Episode No.081:デンマークの寅さん
父親は貧しい靴職人。しかも、彼が11歳の時、不遇の死を遂げた。
母親は洗濯女をしながら、ひとり息子である彼を育てた。
「この子にだけは、自分のやりたいことをやらせたい」
そんな父の遺志を継いで、彼は俳優、そして声楽家をめざすが、一向に芽は出ない。
そして、舞台に立つことをあきらめた彼が行き着いたのは、舞台の裏方を支える作家としての活動だ。
満足な教育を受けていない彼の作品は、まず文法的な問題から指摘を受けた。
しかし、彼の優れた感性を見抜いた人々に支えられ、彼も必死にそれにこたえて勉強をし直し、24歳で大学に入学すると同時に作品集を出版するまでになる。

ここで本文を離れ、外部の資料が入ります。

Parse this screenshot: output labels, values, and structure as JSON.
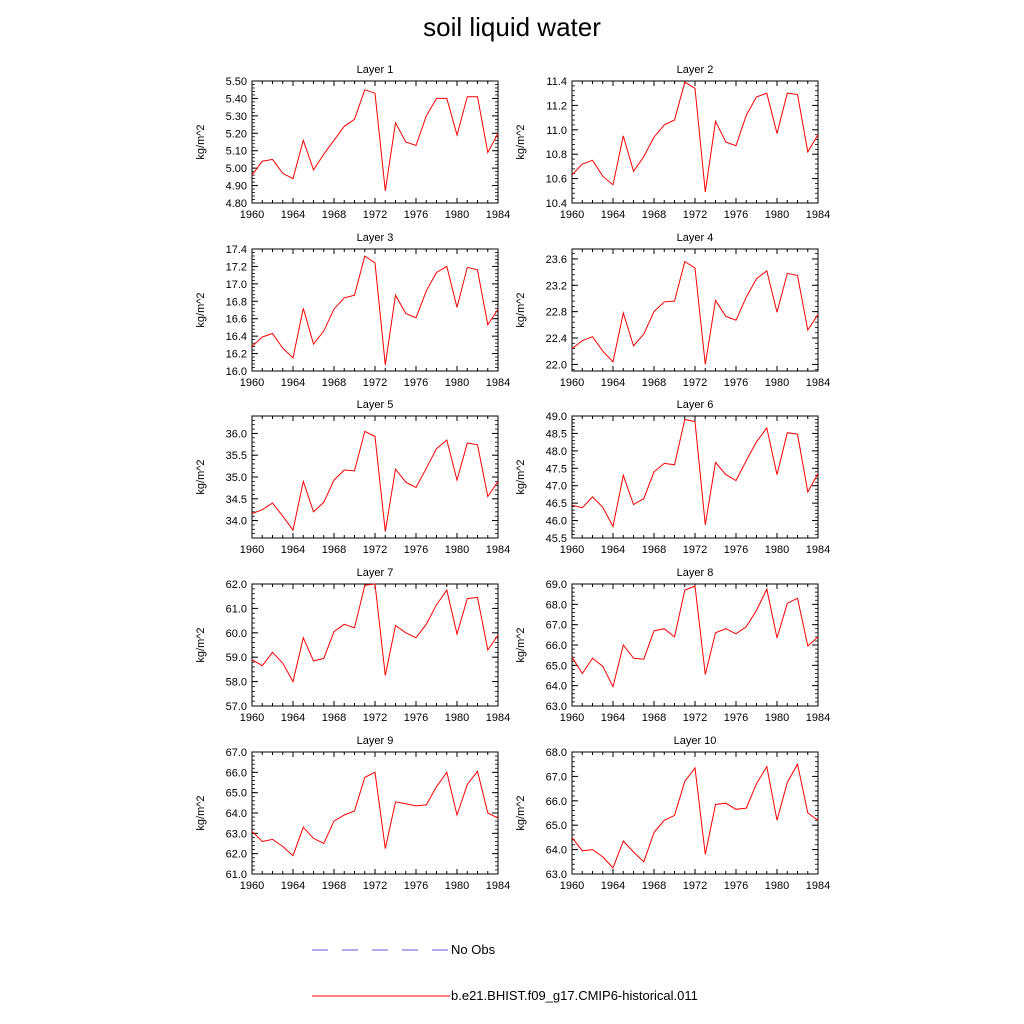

その後、純粋な恋をしては、その恋に破れ、慰めの旅をする・・・という、まるで"男はつらいよ"の寅さんのような人生の繰り返し。
そのすべてが、創作活動の原動力。
ちょうど"とらや"の団らんで、旅の話をする寅さんに、まわりのみんなが引きつけられていくように、彼の作品も世界中で愛されたが、生涯を独身で通す結果となった。
1875年、70歳で亡くなった時。貧しい一家のひとり息子の葬儀は、国葬として行われた。
彼の名は、ハンス・クリスチャン・アンデルセン。